C'est avec finesse et intelligence que le
réalisateur aborde le sujet de la France occupée
de 44. Comme d'habitude chez Jugnot, le thème est traité
avec une simplicité touchante qui évite soigneusement
de tomber dans la naïveté. L'un des principaux
atouts de "Monsieur Batignole" est de faire ressortir
avec un oeil avisé les comportements de la France groggy
et blessée de ce qu'elle-même considérait
être l'après-guerre.
Monsieur Batignole reconstitue une époque
avec habileté, celle du Paris occupé de 1944.
Les personnages donnent ainsi le meilleur d'eux-mêmes
en naviguant entre la caricature efficace, à l'origine
de sourires parfois gênés, et une certaine forme
de naturel qui offre sa part de réalisme à l'histoire.
Car ne l'oublions pas, Monsieur Batignole, derrière
son apparente bonhomie, symbolise bel et bien le malaise qui
toucha la France il y a 60 ans : entre volonté de poursuivre
une vie normale malgré la défaite et sentiment
profond d'échec inscrit dans la mémoire de tous.

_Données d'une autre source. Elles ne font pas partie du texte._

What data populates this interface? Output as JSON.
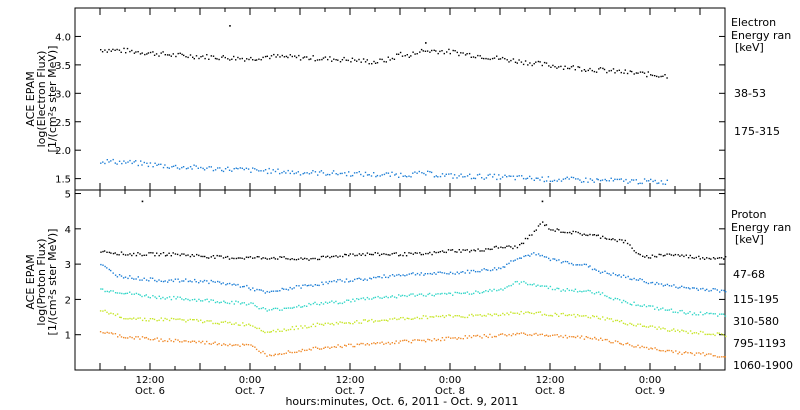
{
  "chart_data": [
    {
      "type": "scatter",
      "panel": "electron",
      "ylabel": [
        "ACE EPAM",
        "log(Electron Flux)",
        "[1/(cm²s ster MeV)]"
      ],
      "ylim": [
        1.3,
        4.5
      ],
      "yticks": [
        "1.5",
        "2.0",
        "2.5",
        "3.0",
        "3.5",
        "4.0"
      ],
      "legend_title": [
        "Electron",
        "Energy ran",
        "[keV]"
      ],
      "series": [
        {
          "name": "38-53",
          "color": "#000000",
          "points": [
            [
              0,
              3.78
            ],
            [
              6,
              3.76
            ],
            [
              12,
              3.72
            ],
            [
              18,
              3.68
            ],
            [
              24,
              3.66
            ],
            [
              30,
              3.64
            ],
            [
              36,
              3.62
            ],
            [
              40,
              3.66
            ],
            [
              48,
              3.64
            ],
            [
              54,
              3.62
            ],
            [
              60,
              3.6
            ],
            [
              66,
              3.56
            ],
            [
              70,
              3.62
            ],
            [
              72,
              3.72
            ],
            [
              74,
              3.65
            ],
            [
              76,
              3.75
            ],
            [
              80,
              3.76
            ],
            [
              84,
              3.74
            ],
            [
              90,
              3.68
            ],
            [
              96,
              3.62
            ],
            [
              102,
              3.56
            ],
            [
              108,
              3.5
            ],
            [
              114,
              3.46
            ],
            [
              120,
              3.42
            ],
            [
              126,
              3.38
            ],
            [
              132,
              3.34
            ],
            [
              136,
              3.32
            ]
          ]
        },
        {
          "name": "175-315",
          "color": "#1f7fd6",
          "points": [
            [
              0,
              1.82
            ],
            [
              6,
              1.8
            ],
            [
              12,
              1.76
            ],
            [
              18,
              1.72
            ],
            [
              24,
              1.7
            ],
            [
              30,
              1.68
            ],
            [
              36,
              1.66
            ],
            [
              42,
              1.64
            ],
            [
              48,
              1.62
            ],
            [
              54,
              1.61
            ],
            [
              60,
              1.6
            ],
            [
              66,
              1.58
            ],
            [
              72,
              1.58
            ],
            [
              78,
              1.6
            ],
            [
              84,
              1.56
            ],
            [
              90,
              1.55
            ],
            [
              96,
              1.54
            ],
            [
              102,
              1.52
            ],
            [
              108,
              1.5
            ],
            [
              114,
              1.49
            ],
            [
              120,
              1.48
            ],
            [
              126,
              1.47
            ],
            [
              132,
              1.46
            ],
            [
              136,
              1.45
            ]
          ]
        }
      ],
      "outliers": [
        [
          31,
          4.2
        ],
        [
          78,
          3.9
        ]
      ]
    },
    {
      "type": "scatter",
      "panel": "proton",
      "ylabel": [
        "ACE EPAM",
        "log(Proton Flux)",
        "[1/(cm²s ster MeV)]"
      ],
      "ylim": [
        0.0,
        5.1
      ],
      "yticks": [
        "1",
        "2",
        "3",
        "4",
        "5"
      ],
      "legend_title": [
        "Proton",
        "Energy ran",
        "[keV]"
      ],
      "series": [
        {
          "name": "47-68",
          "color": "#000000",
          "points": [
            [
              0,
              3.4
            ],
            [
              6,
              3.3
            ],
            [
              12,
              3.3
            ],
            [
              18,
              3.3
            ],
            [
              24,
              3.25
            ],
            [
              30,
              3.2
            ],
            [
              36,
              3.2
            ],
            [
              42,
              3.2
            ],
            [
              48,
              3.15
            ],
            [
              54,
              3.2
            ],
            [
              60,
              3.3
            ],
            [
              66,
              3.3
            ],
            [
              72,
              3.3
            ],
            [
              78,
              3.3
            ],
            [
              84,
              3.4
            ],
            [
              90,
              3.4
            ],
            [
              96,
              3.5
            ],
            [
              100,
              3.5
            ],
            [
              103,
              3.8
            ],
            [
              106,
              4.2
            ],
            [
              108,
              4.0
            ],
            [
              114,
              3.9
            ],
            [
              120,
              3.8
            ],
            [
              126,
              3.65
            ],
            [
              130,
              3.2
            ],
            [
              136,
              3.3
            ],
            [
              144,
              3.2
            ],
            [
              150,
              3.2
            ]
          ]
        },
        {
          "name": "115-195",
          "color": "#1f7fd6",
          "points": [
            [
              0,
              3.0
            ],
            [
              4,
              2.7
            ],
            [
              10,
              2.6
            ],
            [
              16,
              2.55
            ],
            [
              22,
              2.55
            ],
            [
              28,
              2.5
            ],
            [
              34,
              2.4
            ],
            [
              40,
              2.2
            ],
            [
              46,
              2.35
            ],
            [
              52,
              2.45
            ],
            [
              58,
              2.55
            ],
            [
              64,
              2.6
            ],
            [
              70,
              2.7
            ],
            [
              76,
              2.75
            ],
            [
              82,
              2.75
            ],
            [
              88,
              2.8
            ],
            [
              96,
              2.9
            ],
            [
              100,
              3.2
            ],
            [
              104,
              3.3
            ],
            [
              110,
              3.1
            ],
            [
              116,
              3.0
            ],
            [
              120,
              2.8
            ],
            [
              124,
              2.7
            ],
            [
              128,
              2.6
            ],
            [
              134,
              2.45
            ],
            [
              140,
              2.35
            ],
            [
              146,
              2.3
            ],
            [
              150,
              2.25
            ]
          ]
        },
        {
          "name": "310-580",
          "color": "#33d6c8",
          "points": [
            [
              0,
              2.3
            ],
            [
              6,
              2.2
            ],
            [
              12,
              2.1
            ],
            [
              18,
              2.05
            ],
            [
              24,
              2.0
            ],
            [
              30,
              1.95
            ],
            [
              36,
              1.9
            ],
            [
              40,
              1.7
            ],
            [
              46,
              1.8
            ],
            [
              52,
              1.9
            ],
            [
              58,
              1.95
            ],
            [
              64,
              2.05
            ],
            [
              70,
              2.1
            ],
            [
              76,
              2.15
            ],
            [
              82,
              2.15
            ],
            [
              88,
              2.2
            ],
            [
              96,
              2.3
            ],
            [
              100,
              2.5
            ],
            [
              104,
              2.45
            ],
            [
              110,
              2.3
            ],
            [
              116,
              2.25
            ],
            [
              120,
              2.2
            ],
            [
              124,
              2.0
            ],
            [
              128,
              1.9
            ],
            [
              134,
              1.75
            ],
            [
              140,
              1.65
            ],
            [
              146,
              1.6
            ],
            [
              150,
              1.55
            ]
          ]
        },
        {
          "name": "795-1193",
          "color": "#c8e62a",
          "points": [
            [
              0,
              1.7
            ],
            [
              6,
              1.5
            ],
            [
              12,
              1.45
            ],
            [
              18,
              1.45
            ],
            [
              24,
              1.4
            ],
            [
              30,
              1.35
            ],
            [
              36,
              1.3
            ],
            [
              40,
              1.1
            ],
            [
              46,
              1.2
            ],
            [
              52,
              1.3
            ],
            [
              58,
              1.35
            ],
            [
              64,
              1.4
            ],
            [
              70,
              1.45
            ],
            [
              76,
              1.5
            ],
            [
              82,
              1.55
            ],
            [
              88,
              1.55
            ],
            [
              96,
              1.6
            ],
            [
              102,
              1.65
            ],
            [
              108,
              1.6
            ],
            [
              114,
              1.55
            ],
            [
              120,
              1.5
            ],
            [
              124,
              1.4
            ],
            [
              128,
              1.3
            ],
            [
              134,
              1.2
            ],
            [
              140,
              1.1
            ],
            [
              146,
              1.05
            ],
            [
              150,
              1.0
            ]
          ]
        },
        {
          "name": "1060-1900",
          "color": "#f08a2a",
          "points": [
            [
              0,
              1.1
            ],
            [
              6,
              0.95
            ],
            [
              12,
              0.9
            ],
            [
              18,
              0.85
            ],
            [
              24,
              0.8
            ],
            [
              30,
              0.75
            ],
            [
              36,
              0.7
            ],
            [
              40,
              0.45
            ],
            [
              46,
              0.55
            ],
            [
              52,
              0.65
            ],
            [
              58,
              0.7
            ],
            [
              64,
              0.75
            ],
            [
              70,
              0.8
            ],
            [
              76,
              0.85
            ],
            [
              82,
              0.9
            ],
            [
              88,
              0.95
            ],
            [
              96,
              1.0
            ],
            [
              102,
              1.05
            ],
            [
              108,
              1.0
            ],
            [
              114,
              0.95
            ],
            [
              120,
              0.9
            ],
            [
              124,
              0.8
            ],
            [
              128,
              0.7
            ],
            [
              134,
              0.6
            ],
            [
              140,
              0.5
            ],
            [
              146,
              0.45
            ],
            [
              150,
              0.4
            ]
          ]
        }
      ],
      "outliers": [
        [
          10,
          4.8
        ],
        [
          106,
          4.8
        ]
      ]
    }
  ],
  "x_axis": {
    "ticks": [
      {
        "hours": 12,
        "time": "12:00",
        "day": "Oct. 6"
      },
      {
        "hours": 36,
        "time": "0:00",
        "day": "Oct. 7"
      },
      {
        "hours": 60,
        "time": "12:00",
        "day": "Oct. 7"
      },
      {
        "hours": 84,
        "time": "0:00",
        "day": "Oct. 8"
      },
      {
        "hours": 108,
        "time": "12:00",
        "day": "Oct. 8"
      },
      {
        "hours": 132,
        "time": "0:00",
        "day": "Oct. 9"
      }
    ],
    "range_hours": [
      -6,
      150
    ],
    "label": "hours:minutes, Oct.  6, 2011 - Oct.  9, 2011"
  }
}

Pour arriver à ses fins, le réalisateur
jongle avec précision entre la comédie burlesque
et la chronique sociale. Comme d'habitude, les dialogues fusent
et s'écoutent avec délectation, multipliant
les répliques cinglantes. La mise en scène semble
en revanche un peu plus ambitieuse que dans les autres films
du réalisateur ; la volonté de marquer les esprits
est bien là comme nous le montrent certaines séquences
ou certains plans particulièrement forts. La fin, que
certains n'hésiteront pas à qualifier de naïve,
arrive comme une bouffée d'oxygène rappelant
l'importance des rapports humains. Le contraste de la dernière
demi-heure avec le reste du film élargit en effet la
réflexion en abordant le sujet de la liberté
acquise et du sens des responsabilités.
Jugnot n'a pas manqué son coup, une
fois de plus. La tendresse de son film rivalise avec cette
volonté farouche de conserver la mémoire d'une
époque particulièrement intéressante
dont on peut tirer des leçons encore aujourd'hui. Des
choses simples mais qui méritent d'être rappeler.